Motivated by such problems in data science, we study the following questions: (1) Given a Hilbert space V and a group G of linear isometries, does there exist a bilipschitz embedding of the quotient metric space V/G into a Hilbert space? (2) What are necessary and sufficient conditions for such embeddings? (3) Which embeddings minimally distort the metric?

We answer these questions in a variety of settings, and we conclude with several open problems.
 
 
 
Apr 24   Back to top

Rui Wang

Simons Center, New York University

Title  Topological deep learning for COVID-19 variants prediction, RNA motif design, and DockQ prediction.

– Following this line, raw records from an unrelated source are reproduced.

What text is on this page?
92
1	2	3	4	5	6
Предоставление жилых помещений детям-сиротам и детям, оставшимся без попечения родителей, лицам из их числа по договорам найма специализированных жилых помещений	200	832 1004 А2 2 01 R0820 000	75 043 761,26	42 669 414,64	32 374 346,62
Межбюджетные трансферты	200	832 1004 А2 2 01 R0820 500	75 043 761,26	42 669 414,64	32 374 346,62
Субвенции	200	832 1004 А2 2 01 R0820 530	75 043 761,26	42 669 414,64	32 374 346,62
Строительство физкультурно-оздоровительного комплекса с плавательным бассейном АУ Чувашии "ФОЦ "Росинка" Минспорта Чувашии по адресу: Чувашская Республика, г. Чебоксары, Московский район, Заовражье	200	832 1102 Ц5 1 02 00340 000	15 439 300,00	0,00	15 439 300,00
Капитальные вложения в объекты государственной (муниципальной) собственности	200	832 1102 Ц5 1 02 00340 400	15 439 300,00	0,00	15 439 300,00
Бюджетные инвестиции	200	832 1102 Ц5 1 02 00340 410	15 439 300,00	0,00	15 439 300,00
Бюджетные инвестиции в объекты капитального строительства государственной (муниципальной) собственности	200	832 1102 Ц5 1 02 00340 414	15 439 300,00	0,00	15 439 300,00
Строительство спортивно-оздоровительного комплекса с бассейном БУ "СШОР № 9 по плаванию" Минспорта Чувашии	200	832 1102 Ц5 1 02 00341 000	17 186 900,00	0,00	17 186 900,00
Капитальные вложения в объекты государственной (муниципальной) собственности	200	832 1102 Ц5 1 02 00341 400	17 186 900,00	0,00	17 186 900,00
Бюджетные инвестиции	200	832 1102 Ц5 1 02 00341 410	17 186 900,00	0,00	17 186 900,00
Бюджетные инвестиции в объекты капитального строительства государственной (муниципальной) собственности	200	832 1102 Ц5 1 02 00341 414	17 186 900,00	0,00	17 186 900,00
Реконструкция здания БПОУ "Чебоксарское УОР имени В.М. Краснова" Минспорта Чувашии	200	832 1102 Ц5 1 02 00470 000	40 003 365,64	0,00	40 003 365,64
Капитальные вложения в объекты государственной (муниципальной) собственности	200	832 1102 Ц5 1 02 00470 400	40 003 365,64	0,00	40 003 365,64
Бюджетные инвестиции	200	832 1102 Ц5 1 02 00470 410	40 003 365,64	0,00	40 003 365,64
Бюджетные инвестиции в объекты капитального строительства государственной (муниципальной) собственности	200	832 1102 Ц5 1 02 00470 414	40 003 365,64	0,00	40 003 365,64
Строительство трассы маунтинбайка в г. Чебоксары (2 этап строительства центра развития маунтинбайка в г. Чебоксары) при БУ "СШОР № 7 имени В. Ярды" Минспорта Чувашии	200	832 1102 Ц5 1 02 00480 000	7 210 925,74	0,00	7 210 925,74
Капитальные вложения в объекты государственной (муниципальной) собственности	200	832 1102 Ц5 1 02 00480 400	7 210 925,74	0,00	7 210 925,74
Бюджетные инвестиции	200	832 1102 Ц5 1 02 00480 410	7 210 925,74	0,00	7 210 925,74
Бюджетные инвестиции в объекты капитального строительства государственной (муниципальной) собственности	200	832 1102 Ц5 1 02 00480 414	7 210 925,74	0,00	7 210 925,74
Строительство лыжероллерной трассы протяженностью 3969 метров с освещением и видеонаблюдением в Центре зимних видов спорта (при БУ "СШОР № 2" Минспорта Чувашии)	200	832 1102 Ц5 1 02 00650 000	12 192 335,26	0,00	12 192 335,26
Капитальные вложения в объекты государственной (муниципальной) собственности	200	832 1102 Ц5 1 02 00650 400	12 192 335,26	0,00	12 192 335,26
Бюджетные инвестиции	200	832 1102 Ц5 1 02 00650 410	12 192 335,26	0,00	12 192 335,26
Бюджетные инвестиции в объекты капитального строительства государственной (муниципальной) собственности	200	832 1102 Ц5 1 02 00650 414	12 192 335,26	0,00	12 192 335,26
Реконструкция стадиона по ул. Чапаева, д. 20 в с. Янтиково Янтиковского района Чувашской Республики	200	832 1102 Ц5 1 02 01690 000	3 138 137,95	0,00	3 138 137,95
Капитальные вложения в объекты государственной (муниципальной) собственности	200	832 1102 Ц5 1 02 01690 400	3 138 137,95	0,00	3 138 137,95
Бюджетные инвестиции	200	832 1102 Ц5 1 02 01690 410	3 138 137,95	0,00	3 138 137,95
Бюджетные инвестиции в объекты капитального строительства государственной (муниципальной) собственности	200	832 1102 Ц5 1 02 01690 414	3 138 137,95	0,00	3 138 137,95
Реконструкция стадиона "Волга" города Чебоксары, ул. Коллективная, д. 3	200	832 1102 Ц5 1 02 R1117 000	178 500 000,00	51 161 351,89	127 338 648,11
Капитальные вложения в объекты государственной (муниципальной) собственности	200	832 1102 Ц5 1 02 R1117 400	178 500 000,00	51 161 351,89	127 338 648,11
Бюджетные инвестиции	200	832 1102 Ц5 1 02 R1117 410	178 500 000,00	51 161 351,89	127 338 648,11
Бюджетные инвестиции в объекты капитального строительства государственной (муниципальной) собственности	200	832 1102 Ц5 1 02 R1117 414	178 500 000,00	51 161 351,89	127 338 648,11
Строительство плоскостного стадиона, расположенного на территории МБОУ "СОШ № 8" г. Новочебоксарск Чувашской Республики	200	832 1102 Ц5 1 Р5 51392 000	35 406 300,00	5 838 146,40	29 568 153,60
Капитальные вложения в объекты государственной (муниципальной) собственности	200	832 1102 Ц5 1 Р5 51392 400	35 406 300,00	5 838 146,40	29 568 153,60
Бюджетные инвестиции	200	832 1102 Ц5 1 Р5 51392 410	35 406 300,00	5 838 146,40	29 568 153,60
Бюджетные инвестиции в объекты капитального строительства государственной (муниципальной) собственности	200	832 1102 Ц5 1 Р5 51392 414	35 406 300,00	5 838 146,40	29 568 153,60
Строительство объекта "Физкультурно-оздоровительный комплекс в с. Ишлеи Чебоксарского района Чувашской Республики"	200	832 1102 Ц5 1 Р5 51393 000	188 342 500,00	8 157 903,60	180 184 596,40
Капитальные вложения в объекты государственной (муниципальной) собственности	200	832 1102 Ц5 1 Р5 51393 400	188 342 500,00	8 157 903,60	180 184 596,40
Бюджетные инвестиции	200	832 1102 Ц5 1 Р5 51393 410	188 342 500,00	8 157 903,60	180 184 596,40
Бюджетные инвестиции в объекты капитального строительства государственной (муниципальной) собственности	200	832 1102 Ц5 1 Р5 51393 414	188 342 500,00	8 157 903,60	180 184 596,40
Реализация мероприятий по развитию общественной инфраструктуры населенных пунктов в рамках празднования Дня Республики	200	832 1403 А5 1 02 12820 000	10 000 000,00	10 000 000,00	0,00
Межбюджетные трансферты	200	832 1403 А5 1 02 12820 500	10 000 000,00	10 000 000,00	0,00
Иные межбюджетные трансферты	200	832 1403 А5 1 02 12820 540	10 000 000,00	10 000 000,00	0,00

Abstract  In this talk, I will introduce an integration of computational topology and artificial intelligence (AI), showcasing a novel topological deep-learning approach to forecast future COVID-19 variants, predict possible RNA motif structures, and enhance peptide-protein complex structures. Specifically, I will first introduce the capacities of persistent spectral graphs (PSGs), a mathematical approach in Topological Data Analysis (TDA), for analyzing the intricate topological changes and homotopy shape evolution of high-dimensional biological data. Next, I will demonstrate how PSG-based representations are integrated into AI and applied to diverse biological datasets, such as RNA motifs and protein interaction networks, to accurately predict RNA motif structures, enhance peptide-protein complex prediction, and forecast COVID-19 variant trends.